El espejismo del oro

Un diálogo con el cuarto viaje de Gulliver

En uno de los recodos más oscuros de la vasta literatura, hallamos el cuarto viaje de Lemuel Gulliver, donde Jonathan Swift, con su mordaz ironía, despliega una paradoja que la humanidad, en su insaciable búsqueda de racionalidad, parece ignorar: la adoración irracional del oro y otras piedras relucientes. Swift, al igual que los antiguos metafísicos, parece querer revelarnos que la realidad no es más que un tejido de ficciones consensuadas, y que el valor que atribuimos a ciertas cosas es meramente un artificio de nuestra mente.

En la tierra de los Houyhnhnms, esos caballos que, con su serena lógica, han trascendido las pasiones humanas, Gulliver descubre un mundo desprovisto de ambiciones materiales. Para ellos, el oro no es más que una curiosidad sin importancia, una materia sin más utilidad que la que podría tener una roca al borde del camino. No pueden comprender cómo los humanos han erigido sus vidas alrededor de lo que no es más que un destello fugaz, un reflejo sin sustancia. “Los Yahoos”, observan los Houyhnhnms, “son las criaturas más odiosas que hemos visto, porque no solo se matan entre sí por la posesión de piedras brillantes, sino que las esconden en la tierra, de donde las sacaron, y no las usan más que para dañarse mutuamente o para engrandecer su orgullo, como si lo que brilla fuera superior a lo que es útil.”

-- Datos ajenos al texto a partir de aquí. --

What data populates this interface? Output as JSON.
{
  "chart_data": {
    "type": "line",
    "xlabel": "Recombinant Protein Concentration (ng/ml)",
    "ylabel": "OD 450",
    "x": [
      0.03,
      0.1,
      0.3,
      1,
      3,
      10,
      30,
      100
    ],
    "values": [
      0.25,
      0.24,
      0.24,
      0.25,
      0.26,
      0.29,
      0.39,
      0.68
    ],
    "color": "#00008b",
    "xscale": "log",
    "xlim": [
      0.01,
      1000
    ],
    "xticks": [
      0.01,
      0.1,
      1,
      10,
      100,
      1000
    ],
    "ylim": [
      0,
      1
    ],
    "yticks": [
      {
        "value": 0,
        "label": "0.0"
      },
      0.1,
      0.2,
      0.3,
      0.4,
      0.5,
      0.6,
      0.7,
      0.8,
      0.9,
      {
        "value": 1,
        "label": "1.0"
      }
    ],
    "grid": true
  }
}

Esta escena, que en la pluma de Swift se presenta como una burla sutil, podría interpretarse como un eco de las enseñanzas de Heráclito o de aquellos filósofos que nos advirtieron sobre los peligros de confundir la sombra con la realidad. Al igual que los prisioneros en la caverna platónica, los hombres han preferido la sombra dorada de las piedras preciosas al resplandor auténtico de la verdad. Hemos olvidado que el oro, en su origen, no es más que un mineral enterrado en las entrañas de la tierra, y que su brillo no es sino una propiedad física, una cualidad contingente.

La historia moderna ofrece una confirmación adicional de esta irracionalidad: durante las crisis económicas, el oro resurge como refugio de capitales, un santuario ilusorio donde los miedos financieros encuentran consuelo. Cuando las monedas y los mercados vacilan, el hombre, en su temor atávico, regresa al oro como si fuese un ancla en medio de la tormenta. Este comportamiento revela, una vez más, nuestra dependencia de símbolos cuyo valor reside más en la tradición y el mito que en la realidad objetiva. En lugar de cuestionar las estructuras que nos han llevado al borde del abismo, nos refugiamos en un metal que, paradójicamente, jamás ha tenido el poder de resolver las crisis que supuestamente mitiga.

El oro, ese ídolo sin rostro, ha sido la causa de innumerables guerras y sufrimientos, un objeto de deseo que ha eclipsado el sentido común. Pero, ¿qué es el oro sino una ficción consensuada? Apenas el siete por ciento de la producción global de oro se destina a la tecnología, un uso que podríamos considerar verdaderamente útil; el resto, en su mayoría, se transforma en lingotes y joyas, acumulándose en cajas fuertes o adornando cuerpos como símbolo de estatus. En las sociedades humanas, hemos atribuido a este metal un valor absoluto, olvidando que su importancia es, en última instancia, un acuerdo tácito, una convención que hemos adoptado por conveniencia o inercia. En este sentido, el oro no es distinto de las palabras que pronunciamos o de los símbolos que trazamos en el papel: su poder radica únicamente en nuestra creencia en su poder.

Así como las antiguas civilizaciones adoraron dioses que hoy consideramos mitos, nuestra devoción por el oro podría ser vista por futuros observadores como una superstición arcaica, una muestra de la irracionalidad que subyace en la naturaleza humana. Swift, con su característico pesimismo, nos invita a reflexionar sobre esta adoración absurda, sugiriendo que tal vez hemos construido nuestras vidas sobre un cimiento tan frágil como las ilusiones que perseguimos.

Es posible que, en el fondo, Swift no esté hablando del oro en sí, sino de algo mucho más profundo: la tendencia humana a aferrarse a lo efímero, a confundir lo transitorio con lo eterno. Como un alquimista que busca transmutar el plomo en oro, el hombre ha intentado transformar la materia en significado, sin darse cuenta de que en el proceso ha perdido el sentido de lo esencial.

En última instancia, la pregunta que Swift nos deja es tan inquietante como ineludible: si el valor del oro es una ilusión, ¿cuántas otras ilusiones nos gobiernan? ¿Cuántos espejismos más nos quedan por descubrir?